The city hosts more than one festival a week on average, with the new rising star Tinderbox festival and the established Phono electropop festival as icing on the cake. Several gourmet restaurants, specialty shops and a new Funen food festival have given the city an impressive culinary profile, and the physical changes in the city center - bridges, light rail system and the restoration of the old downtown opens a new landscape in this post-industrial city.
"Odense's challenge has been that many people have had no relation to the city. That’s changing,” says Mikkel West, Designer and Co-founder of the guide and the brains behind the Phono festival.
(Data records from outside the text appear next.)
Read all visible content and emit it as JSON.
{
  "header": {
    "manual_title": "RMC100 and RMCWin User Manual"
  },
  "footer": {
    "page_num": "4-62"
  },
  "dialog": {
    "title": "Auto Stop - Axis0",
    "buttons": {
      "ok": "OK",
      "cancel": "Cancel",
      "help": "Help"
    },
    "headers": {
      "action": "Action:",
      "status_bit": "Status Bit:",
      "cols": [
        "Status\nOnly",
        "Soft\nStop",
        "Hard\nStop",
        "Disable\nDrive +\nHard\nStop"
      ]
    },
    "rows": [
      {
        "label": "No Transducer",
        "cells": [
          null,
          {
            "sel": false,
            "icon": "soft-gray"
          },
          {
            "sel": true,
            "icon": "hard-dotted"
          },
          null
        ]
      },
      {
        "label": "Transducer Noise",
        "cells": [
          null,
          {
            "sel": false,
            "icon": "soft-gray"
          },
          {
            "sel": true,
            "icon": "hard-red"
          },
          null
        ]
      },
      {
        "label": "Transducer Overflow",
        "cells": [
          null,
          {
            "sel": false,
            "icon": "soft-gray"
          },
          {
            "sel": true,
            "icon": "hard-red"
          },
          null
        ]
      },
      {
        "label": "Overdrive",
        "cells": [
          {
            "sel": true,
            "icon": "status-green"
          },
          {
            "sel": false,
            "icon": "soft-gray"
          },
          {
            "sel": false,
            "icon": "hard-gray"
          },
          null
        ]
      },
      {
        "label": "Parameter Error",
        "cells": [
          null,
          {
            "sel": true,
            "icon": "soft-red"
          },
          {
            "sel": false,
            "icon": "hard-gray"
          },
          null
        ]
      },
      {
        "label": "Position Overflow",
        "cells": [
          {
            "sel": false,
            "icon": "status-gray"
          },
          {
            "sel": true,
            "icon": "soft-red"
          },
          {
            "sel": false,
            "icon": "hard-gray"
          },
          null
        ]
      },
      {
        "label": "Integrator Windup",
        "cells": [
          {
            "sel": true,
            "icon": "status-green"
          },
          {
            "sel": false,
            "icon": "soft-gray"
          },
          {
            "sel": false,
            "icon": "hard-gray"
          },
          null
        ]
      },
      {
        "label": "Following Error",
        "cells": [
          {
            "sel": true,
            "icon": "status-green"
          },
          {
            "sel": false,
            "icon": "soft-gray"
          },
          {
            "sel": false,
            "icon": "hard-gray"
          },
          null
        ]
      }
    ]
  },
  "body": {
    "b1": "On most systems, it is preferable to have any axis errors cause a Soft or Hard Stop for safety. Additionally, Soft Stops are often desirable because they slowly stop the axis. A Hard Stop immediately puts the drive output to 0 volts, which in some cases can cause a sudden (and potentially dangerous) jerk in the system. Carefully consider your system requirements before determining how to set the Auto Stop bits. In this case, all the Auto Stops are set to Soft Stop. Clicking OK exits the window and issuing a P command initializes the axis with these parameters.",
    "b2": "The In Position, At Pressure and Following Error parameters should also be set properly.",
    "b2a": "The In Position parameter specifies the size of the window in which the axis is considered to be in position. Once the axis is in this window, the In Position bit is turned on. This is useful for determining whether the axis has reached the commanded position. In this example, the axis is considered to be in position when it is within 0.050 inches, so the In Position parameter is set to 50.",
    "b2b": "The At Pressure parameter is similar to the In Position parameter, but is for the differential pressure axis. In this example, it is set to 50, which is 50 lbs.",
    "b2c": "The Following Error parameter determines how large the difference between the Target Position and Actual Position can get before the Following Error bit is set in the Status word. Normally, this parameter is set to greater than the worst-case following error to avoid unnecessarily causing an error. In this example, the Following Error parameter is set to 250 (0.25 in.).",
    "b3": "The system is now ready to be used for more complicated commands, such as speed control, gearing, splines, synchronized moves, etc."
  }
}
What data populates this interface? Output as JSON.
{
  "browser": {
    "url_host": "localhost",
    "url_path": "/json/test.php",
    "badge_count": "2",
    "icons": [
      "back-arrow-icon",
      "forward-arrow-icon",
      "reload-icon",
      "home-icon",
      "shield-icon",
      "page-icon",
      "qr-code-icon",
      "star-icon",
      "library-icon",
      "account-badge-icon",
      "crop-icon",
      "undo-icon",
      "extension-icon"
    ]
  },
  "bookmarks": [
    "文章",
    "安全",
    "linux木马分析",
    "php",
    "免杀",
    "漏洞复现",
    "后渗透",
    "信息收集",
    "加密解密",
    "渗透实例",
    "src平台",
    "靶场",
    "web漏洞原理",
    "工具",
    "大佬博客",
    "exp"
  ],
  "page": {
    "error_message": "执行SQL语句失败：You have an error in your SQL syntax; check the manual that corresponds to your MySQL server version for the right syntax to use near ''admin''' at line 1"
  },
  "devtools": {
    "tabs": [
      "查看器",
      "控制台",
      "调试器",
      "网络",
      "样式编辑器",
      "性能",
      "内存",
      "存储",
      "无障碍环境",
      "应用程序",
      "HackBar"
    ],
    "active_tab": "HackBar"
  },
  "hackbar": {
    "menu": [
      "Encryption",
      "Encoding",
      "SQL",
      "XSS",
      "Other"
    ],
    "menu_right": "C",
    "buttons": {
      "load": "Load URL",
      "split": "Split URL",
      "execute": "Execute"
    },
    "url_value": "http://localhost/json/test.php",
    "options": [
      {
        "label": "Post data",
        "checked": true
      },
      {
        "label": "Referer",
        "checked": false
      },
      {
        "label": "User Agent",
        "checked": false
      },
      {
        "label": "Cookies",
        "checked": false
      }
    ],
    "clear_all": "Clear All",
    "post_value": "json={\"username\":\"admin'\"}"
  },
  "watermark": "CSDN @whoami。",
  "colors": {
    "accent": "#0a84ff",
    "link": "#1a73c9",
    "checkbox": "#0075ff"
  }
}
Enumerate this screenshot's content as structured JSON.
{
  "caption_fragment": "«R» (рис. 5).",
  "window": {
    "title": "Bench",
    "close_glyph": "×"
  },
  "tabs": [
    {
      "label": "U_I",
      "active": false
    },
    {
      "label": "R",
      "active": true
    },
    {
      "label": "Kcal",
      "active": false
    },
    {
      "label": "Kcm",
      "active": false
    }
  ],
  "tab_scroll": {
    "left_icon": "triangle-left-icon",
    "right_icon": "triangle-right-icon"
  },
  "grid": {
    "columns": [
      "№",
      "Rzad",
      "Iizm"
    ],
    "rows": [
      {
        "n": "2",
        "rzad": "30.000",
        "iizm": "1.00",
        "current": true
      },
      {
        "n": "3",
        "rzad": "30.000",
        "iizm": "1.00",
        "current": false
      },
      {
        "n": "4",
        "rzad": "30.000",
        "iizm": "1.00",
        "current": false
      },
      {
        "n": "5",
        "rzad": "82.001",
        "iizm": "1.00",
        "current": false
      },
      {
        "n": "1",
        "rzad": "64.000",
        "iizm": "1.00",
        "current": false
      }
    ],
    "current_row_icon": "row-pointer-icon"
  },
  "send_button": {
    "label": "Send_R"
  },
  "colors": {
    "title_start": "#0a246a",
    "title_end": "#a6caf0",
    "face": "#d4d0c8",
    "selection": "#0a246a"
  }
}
"In the past, the focus was on making the city vehicle-friendly instead of people-friendly, but now the powers that be have had the courage to break up the industrial heritage, and the physical changes in the city, along with the influx of new investors who have never invested in Odense before, have combined to give a new belief that things can be done," he says.
This Is Odense's team of volunteer writers are locals who write about things everyone knows and no-one has heard about. They write about specialized topics, they write about broad topics, they from a personal perspective and they write, so that no-one can possibly doubt that: Things are happening in Odense.
"We make both specialist recommendations and mainstream recommendations. ‘City Watch’ promotes diversity and the scope of events in Odense, and provides a forum for debate about what is good, what is not so good and what can be created in its place,” says West.
“We want to encourage people to go out into the city and experience what Odense has to offer, and then tell their friends. When we share our experiences of the city’s life and culture, we create increased demand for culture and, ultimately, a better city. And we’re starting to see that people want to challenge themselves and experience something new. Just look the the food scene. At one time, it was thought that the best thing available in town was a DKK 100 buffet. But that is now clearly not the case. Quality can easily can be a competitive asset,” says Jessen.
Each week, the guide makes 5 subjective recommendations of events happening in Odense during the coming week.
"We present the city in a positive light, but always in a credible way. We’re very reluctant to mention something we’re not 100% sure about. Our mission is to promote quality. But quality doesn’t necessarily mean something that’s expensive or intrinsically high brow. Quality can also be passion and drive,” he says, “We’re trying to be a quality filter for the people of Odense.”